P&G Company Sponsors Hometown Homosexuals' Activist Agenda
by Chad Groening
February 13, 2004
(AgapePress) - A pro-family organization is upset that a major U.S. corporation is financially supporting radical homosexual activists who are trying to repeal a Cincinnati city ordinance forbidding special rights for homosexuals.
The homosexual activists have found a major corporate sponsor to bankroll their lobbying efforts to get Article 12 of the Cincinnati city charter repealed this November. Article 12 forbids the city from granting special protections or ceding special rights and privileges to homosexuals.
Phil Burris, a leading member of the citizens' group Equal Rights Not Special Rights, says Procter and Gamble has already donated $10,000 to the homosexuals' cause.
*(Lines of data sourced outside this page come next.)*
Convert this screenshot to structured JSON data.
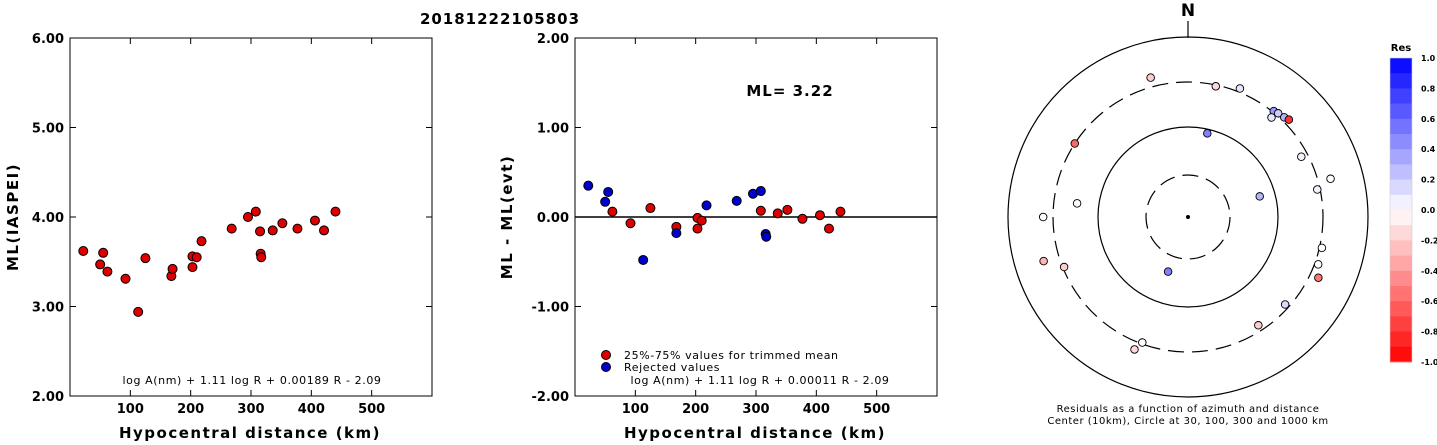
{
  "title": "20181222105803",
  "chart_data": [
    {
      "type": "scatter",
      "xlabel": "Hypocentral distance (km)",
      "ylabel": "ML(IASPEI)",
      "xlim": [
        0,
        600
      ],
      "ylim": [
        2.0,
        6.0
      ],
      "xticks": [
        "100",
        "200",
        "300",
        "400",
        "500"
      ],
      "yticks": [
        "2.00",
        "3.00",
        "4.00",
        "5.00",
        "6.00"
      ],
      "formula": "log A(nm) + 1.11 log R + 0.00189 R - 2.09",
      "series": [
        {
          "color": "#dd0000",
          "points": [
            [
              22,
              3.62
            ],
            [
              50,
              3.47
            ],
            [
              55,
              3.6
            ],
            [
              62,
              3.39
            ],
            [
              92,
              3.31
            ],
            [
              113,
              2.94
            ],
            [
              125,
              3.54
            ],
            [
              168,
              3.34
            ],
            [
              170,
              3.42
            ],
            [
              203,
              3.44
            ],
            [
              203,
              3.56
            ],
            [
              210,
              3.55
            ],
            [
              218,
              3.73
            ],
            [
              268,
              3.87
            ],
            [
              295,
              4.0
            ],
            [
              308,
              4.06
            ],
            [
              315,
              3.84
            ],
            [
              316,
              3.59
            ],
            [
              317,
              3.55
            ],
            [
              336,
              3.85
            ],
            [
              352,
              3.93
            ],
            [
              377,
              3.87
            ],
            [
              406,
              3.96
            ],
            [
              421,
              3.85
            ],
            [
              440,
              4.06
            ]
          ]
        }
      ]
    },
    {
      "type": "scatter",
      "xlabel": "Hypocentral distance (km)",
      "ylabel": "ML - ML(evt)",
      "xlim": [
        0,
        600
      ],
      "ylim": [
        -2.0,
        2.0
      ],
      "xticks": [
        "100",
        "200",
        "300",
        "400",
        "500"
      ],
      "yticks": [
        "-2.00",
        "-1.00",
        "0.00",
        "1.00",
        "2.00"
      ],
      "annotation": "ML= 3.22",
      "formula": "log A(nm) + 1.11 log R + 0.00011 R - 2.09",
      "legend": [
        "25%-75% values for trimmed mean",
        "Rejected values"
      ],
      "series": [
        {
          "name": "25%-75% values for trimmed mean",
          "color": "#dd0000",
          "points": [
            [
              62,
              0.06
            ],
            [
              92,
              -0.07
            ],
            [
              125,
              0.1
            ],
            [
              168,
              -0.11
            ],
            [
              203,
              -0.13
            ],
            [
              203,
              -0.01
            ],
            [
              210,
              -0.04
            ],
            [
              308,
              0.07
            ],
            [
              336,
              0.04
            ],
            [
              352,
              0.08
            ],
            [
              377,
              -0.02
            ],
            [
              406,
              0.02
            ],
            [
              421,
              -0.13
            ],
            [
              440,
              0.06
            ]
          ]
        },
        {
          "name": "Rejected values",
          "color": "#0000cc",
          "points": [
            [
              22,
              0.35
            ],
            [
              50,
              0.17
            ],
            [
              55,
              0.28
            ],
            [
              113,
              -0.48
            ],
            [
              168,
              -0.18
            ],
            [
              218,
              0.13
            ],
            [
              268,
              0.18
            ],
            [
              295,
              0.26
            ],
            [
              308,
              0.29
            ],
            [
              316,
              -0.19
            ],
            [
              317,
              -0.22
            ]
          ]
        }
      ]
    },
    {
      "type": "polar",
      "north_label": "N",
      "caption": [
        "Residuals as a function of azimuth and distance",
        "Center (10km), Circle at 30, 100, 300 and 1000 km"
      ],
      "colorbar": {
        "title": "Res",
        "ticks": [
          "1.0",
          "0.8",
          "0.6",
          "0.4",
          "0.2",
          "0.0",
          "-0.2",
          "-0.4",
          "-0.6",
          "-0.8",
          "-1.0"
        ]
      },
      "stations": [
        {
          "az": 12,
          "dist": 290,
          "res": -0.15
        },
        {
          "az": 22,
          "dist": 330,
          "res": 0.1
        },
        {
          "az": 39,
          "dist": 310,
          "res": 0.4
        },
        {
          "az": 41,
          "dist": 320,
          "res": 0.2
        },
        {
          "az": 44,
          "dist": 330,
          "res": 0.3
        },
        {
          "az": 46,
          "dist": 345,
          "res": -0.8
        },
        {
          "az": 40,
          "dist": 265,
          "res": 0.1
        },
        {
          "az": 62,
          "dist": 255,
          "res": 0.05
        },
        {
          "az": 75,
          "dist": 420,
          "res": 0.0
        },
        {
          "az": 78,
          "dist": 280,
          "res": 0.05
        },
        {
          "az": 103,
          "dist": 320,
          "res": 0.0
        },
        {
          "az": 110,
          "dist": 330,
          "res": 0.0
        },
        {
          "az": 115,
          "dist": 380,
          "res": -0.55
        },
        {
          "az": 132,
          "dist": 270,
          "res": 0.15
        },
        {
          "az": 147,
          "dist": 260,
          "res": -0.2
        },
        {
          "az": 200,
          "dist": 290,
          "res": 0.0
        },
        {
          "az": 202,
          "dist": 370,
          "res": -0.15
        },
        {
          "az": 248,
          "dist": 290,
          "res": -0.2
        },
        {
          "az": 253,
          "dist": 460,
          "res": -0.3
        },
        {
          "az": 270,
          "dist": 390,
          "res": 0.0
        },
        {
          "az": 277,
          "dist": 170,
          "res": 0.0
        },
        {
          "az": 303,
          "dist": 300,
          "res": -0.6
        },
        {
          "az": 345,
          "dist": 385,
          "res": -0.2
        },
        {
          "az": 13,
          "dist": 90,
          "res": 0.5
        },
        {
          "az": 74,
          "dist": 68,
          "res": 0.3
        },
        {
          "az": 200,
          "dist": 45,
          "res": 0.5
        }
      ]
    }
  ]
}
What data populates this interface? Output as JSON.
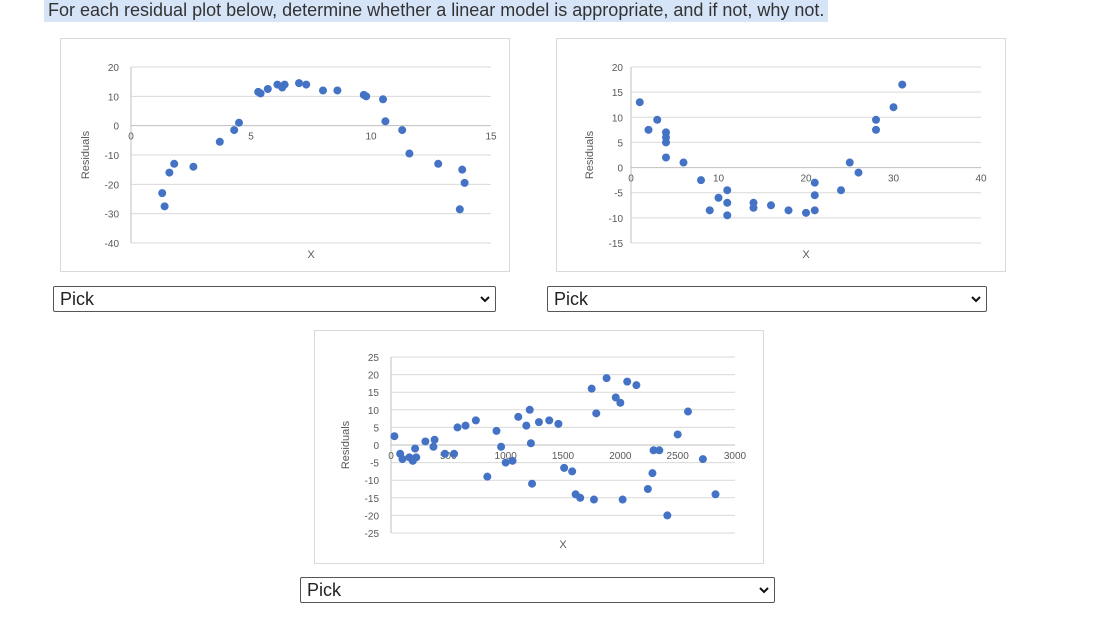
{
  "prompt": "For each residual plot below, determine whether a linear model is appropriate, and if not, why not.",
  "dropdowns": [
    {
      "selected": "Pick"
    },
    {
      "selected": "Pick"
    },
    {
      "selected": "Pick"
    }
  ],
  "colors": {
    "marker": "#4472c4",
    "grid": "#d9d9d9",
    "axis": "#bfbfbf",
    "highlight": "#d6e4f8"
  },
  "icons": {
    "dropdown": "chevron-down-icon"
  },
  "chart_data": [
    {
      "type": "scatter",
      "title": "",
      "xlabel": "X",
      "ylabel": "Residuals",
      "xlim": [
        0,
        15
      ],
      "ylim": [
        -40,
        20
      ],
      "xticks": [
        0,
        5,
        10,
        15
      ],
      "yticks": [
        -40,
        -30,
        -20,
        -10,
        0,
        10,
        20
      ],
      "grid": true,
      "legend": "none",
      "points": [
        [
          1.3,
          -23
        ],
        [
          1.4,
          -27.5
        ],
        [
          1.6,
          -16
        ],
        [
          1.8,
          -13
        ],
        [
          2.6,
          -14
        ],
        [
          3.7,
          -5.5
        ],
        [
          4.3,
          -1.5
        ],
        [
          4.5,
          1
        ],
        [
          5.3,
          11.5
        ],
        [
          5.4,
          11
        ],
        [
          5.7,
          12.5
        ],
        [
          6.1,
          14
        ],
        [
          6.3,
          13
        ],
        [
          6.4,
          14
        ],
        [
          7.0,
          14.5
        ],
        [
          7.3,
          14
        ],
        [
          8.0,
          12
        ],
        [
          8.6,
          12
        ],
        [
          9.7,
          10.5
        ],
        [
          9.8,
          10
        ],
        [
          10.5,
          9
        ],
        [
          10.6,
          1.5
        ],
        [
          11.3,
          -1.5
        ],
        [
          11.6,
          -9.5
        ],
        [
          12.8,
          -13
        ],
        [
          13.8,
          -15
        ],
        [
          13.9,
          -19.5
        ],
        [
          13.7,
          -28.5
        ]
      ]
    },
    {
      "type": "scatter",
      "title": "",
      "xlabel": "X",
      "ylabel": "Residuals",
      "xlim": [
        0,
        40
      ],
      "ylim": [
        -15,
        20
      ],
      "xticks": [
        0,
        10,
        20,
        30,
        40
      ],
      "yticks": [
        -15,
        -10,
        -5,
        0,
        5,
        10,
        15,
        20
      ],
      "grid": true,
      "legend": "none",
      "points": [
        [
          1,
          13
        ],
        [
          2,
          7.5
        ],
        [
          3,
          9.5
        ],
        [
          4,
          7
        ],
        [
          4,
          6
        ],
        [
          4,
          5
        ],
        [
          4,
          2
        ],
        [
          6,
          1
        ],
        [
          8,
          -2.5
        ],
        [
          9,
          -8.5
        ],
        [
          10,
          -6
        ],
        [
          11,
          -4.5
        ],
        [
          11,
          -7
        ],
        [
          11,
          -9.5
        ],
        [
          14,
          -7
        ],
        [
          14,
          -8
        ],
        [
          16,
          -7.5
        ],
        [
          18,
          -8.5
        ],
        [
          20,
          -9
        ],
        [
          21,
          -3
        ],
        [
          21,
          -5.5
        ],
        [
          21,
          -8.5
        ],
        [
          24,
          -4.5
        ],
        [
          25,
          1
        ],
        [
          26,
          -1
        ],
        [
          28,
          9.5
        ],
        [
          28,
          7.5
        ],
        [
          30,
          12
        ],
        [
          31,
          16.5
        ]
      ]
    },
    {
      "type": "scatter",
      "title": "",
      "xlabel": "X",
      "ylabel": "Residuals",
      "xlim": [
        0,
        3000
      ],
      "ylim": [
        -25,
        25
      ],
      "xticks": [
        0,
        500,
        1000,
        1500,
        2000,
        2500,
        3000
      ],
      "yticks": [
        -25,
        -20,
        -15,
        -10,
        -5,
        0,
        5,
        10,
        15,
        20,
        25
      ],
      "grid": true,
      "legend": "none",
      "points": [
        [
          30,
          2.5
        ],
        [
          80,
          -2.5
        ],
        [
          100,
          -4
        ],
        [
          160,
          -3.5
        ],
        [
          190,
          -4.5
        ],
        [
          220,
          -3.5
        ],
        [
          210,
          -1
        ],
        [
          300,
          1
        ],
        [
          380,
          1.5
        ],
        [
          370,
          -0.5
        ],
        [
          470,
          -2.5
        ],
        [
          550,
          -2.5
        ],
        [
          580,
          5
        ],
        [
          650,
          5.5
        ],
        [
          740,
          7
        ],
        [
          840,
          -9
        ],
        [
          920,
          4
        ],
        [
          960,
          -0.5
        ],
        [
          1000,
          -5
        ],
        [
          1060,
          -4.5
        ],
        [
          1110,
          8
        ],
        [
          1180,
          5.5
        ],
        [
          1210,
          10
        ],
        [
          1220,
          0.5
        ],
        [
          1230,
          -11
        ],
        [
          1290,
          6.5
        ],
        [
          1380,
          7
        ],
        [
          1460,
          6
        ],
        [
          1510,
          -6.5
        ],
        [
          1580,
          -7.5
        ],
        [
          1610,
          -14
        ],
        [
          1650,
          -15
        ],
        [
          1750,
          16
        ],
        [
          1790,
          9
        ],
        [
          1770,
          -15.5
        ],
        [
          1880,
          19
        ],
        [
          1960,
          13.5
        ],
        [
          2000,
          12
        ],
        [
          2020,
          -15.5
        ],
        [
          2060,
          18
        ],
        [
          2140,
          17
        ],
        [
          2240,
          -12.5
        ],
        [
          2280,
          -8
        ],
        [
          2290,
          -1.5
        ],
        [
          2340,
          -1.5
        ],
        [
          2410,
          -20
        ],
        [
          2500,
          3
        ],
        [
          2590,
          9.5
        ],
        [
          2720,
          -4
        ],
        [
          2830,
          -14
        ]
      ]
    }
  ]
}
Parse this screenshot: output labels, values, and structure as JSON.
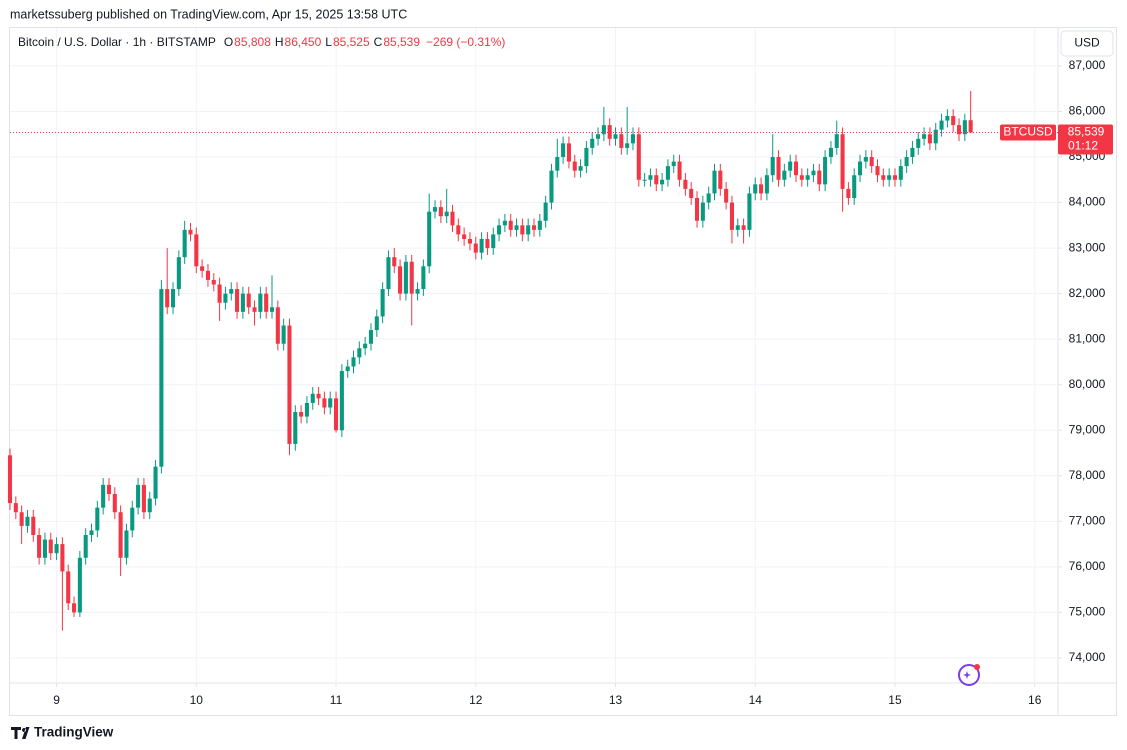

And Burris says his group is going to make sure that citizens nationwide are made aware that P&G is pushing for special rights for people simply because they call themselves homosexuals.
But Burris says the corporate giant's pro-homosexual leanings go beyond the effort in Cincinnati. "Many people have left Procter and Gamble because of the hateful, bigoted attitude that [the company] has toward people of faith. And if you do not endorse and accept homosexuality, they will drum you out of the company," Burris says.
But despite the corporation's bankrolling of the homosexual effort, the greater part of the local citizenry favor keeping Article 12 in place. The Equal Rights Not Special Rights spokesman says his group is stunned that the huge Cincinnati-based corporation would go against the majority of city residents who oppose the idea of giving special rights to homosexuals.
"That is absolutely shocking to us," Burris says, "that a major corporation like this would wade into something where the majority of people are opposed to this. So it looks like it's going to be framed as Procter and Gamble versus the people of Cincinnati."
Procter & Gamble began in 1837 as a small, family-owned soap and candle company that has grown to an international corporate juggernaut. The company describes its tradition as one rooted in "personal integrity, respect for the individual and doing what's right for the long-term."